Respekt: Zmeyevsky to be new Russian ambassador in Prague

22 December 2015

Prague, Dec 21 (CTK) - Former Russian special presidential representative for international cooperation in combating terrorism and transnational organised crime Alexander Zmeyevsky will become the new ambassador to the Czech Republic, weekly Respekt writes yesterday.
The term of the current Russian ambassador to the Czech Republic, Sergei Kiselyov, is ending after five years and six months, Respekt writes.
Kiselyov will be replaced by Zmeyevsky in March, it adds, referring to its diplomatic sources.
In the security sphere, the choice of Zmeyevsky, a Putin's aide, is interpreted as a sign that for Russia, the embassy in Prague is still crucial, Respekt writes.
For a long time, this has been also proven by its unusually numerous staff, it adds.

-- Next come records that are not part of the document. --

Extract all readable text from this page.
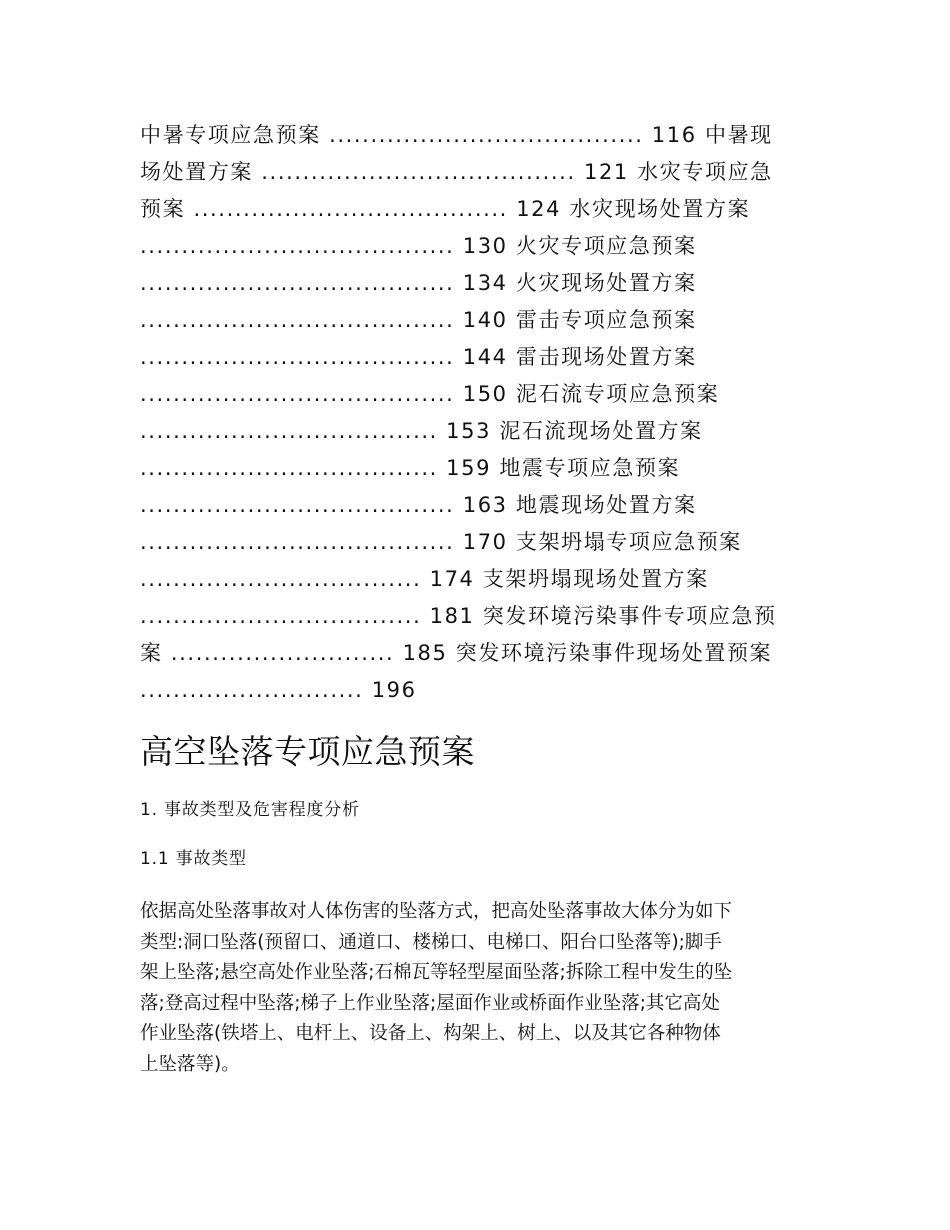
中暑专项应急预案 ...................................... 116 中暑现
场处置方案 ...................................... 121 水灾专项应急
预案 ...................................... 124 水灾现场处置方案
...................................... 130 火灾专项应急预案
...................................... 134 火灾现场处置方案
...................................... 140 雷击专项应急预案
...................................... 144 雷击现场处置方案
...................................... 150 泥石流专项应急预案
.................................... 153 泥石流现场处置方案
.................................... 159 地震专项应急预案
...................................... 163 地震现场处置方案
...................................... 170 支架坍塌专项应急预案
.................................. 174 支架坍塌现场处置方案
.................................. 181 突发环境污染事件专项应急预
案 ........................... 185 突发环境污染事件现场处置预案
........................... 196
高空坠落专项应急预案
1. 事故类型及危害程度分析
1.1 事故类型
依据高处坠落事故对人体伤害的坠落方式，把高处坠落事故大体分为如下
类型:洞口坠落(预留口、通道口、楼梯口、电梯口、阳台口坠落等);脚手
架上坠落;悬空高处作业坠落;石棉瓦等轻型屋面坠落;拆除工程中发生的坠
落;登高过程中坠落;梯子上作业坠落;屋面作业或桥面作业坠落;其它高处
作业坠落(铁塔上、电杆上、设备上、构架上、树上、以及其它各种物体
上坠落等)。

At present, there are 120 Russian diplomats in Prague, while China has 28 and the USA 70 of them, Respekt writes.
The much bigger Britain has only allowed the Russian embassy in London to have 70 employees, it adds.
Czech intelligence sources estimate that at least 30 percent of the ambassadorial staff are members of Russian intelligence services or are in close contact with them and act in their interest, Respekt writes.
These activities focus on the gathering of compromising information on politicians, efforts to influence the legislative process and the Czech Republic's geopolitical focus, of which the BIS counter-intelligence regularly warns in its annual reports, it adds.
However, the work in the Czech Republic is not the only task Russian agents have here. According to the testimonies by some previous representatives of Russian services, the Russian intelligence assessed Prague as a relatively safe haven.
It was chosen as a place from which Russian spies will conduct their operations in the whole of Central Europe, especially in Germany whose secret services are more capable and have more staff than the Czech ones, Respekt writes.
"As we realised this, we wanted the government to increase our budget and our capabilities," a senior Czech intelligence official is quoted as saying.
This really occurred as the government gave more money to the BIS this year, Respekt writes.
Some politicians have proposed a more resolute measure in the form of a radical reduction of the diplomats (but in reality spies) at the Russian embassy, it adds.
This week, this step was taken by NATO as it expelled 30 Russian diplomats from Brussels.
However, Prague is not about to follow suit for fear of Moscow's reciprocating, Respekt writes.
As the Czech embassy in Russia only has 25 people, it would be crippled if Moscow retaliated, it adds.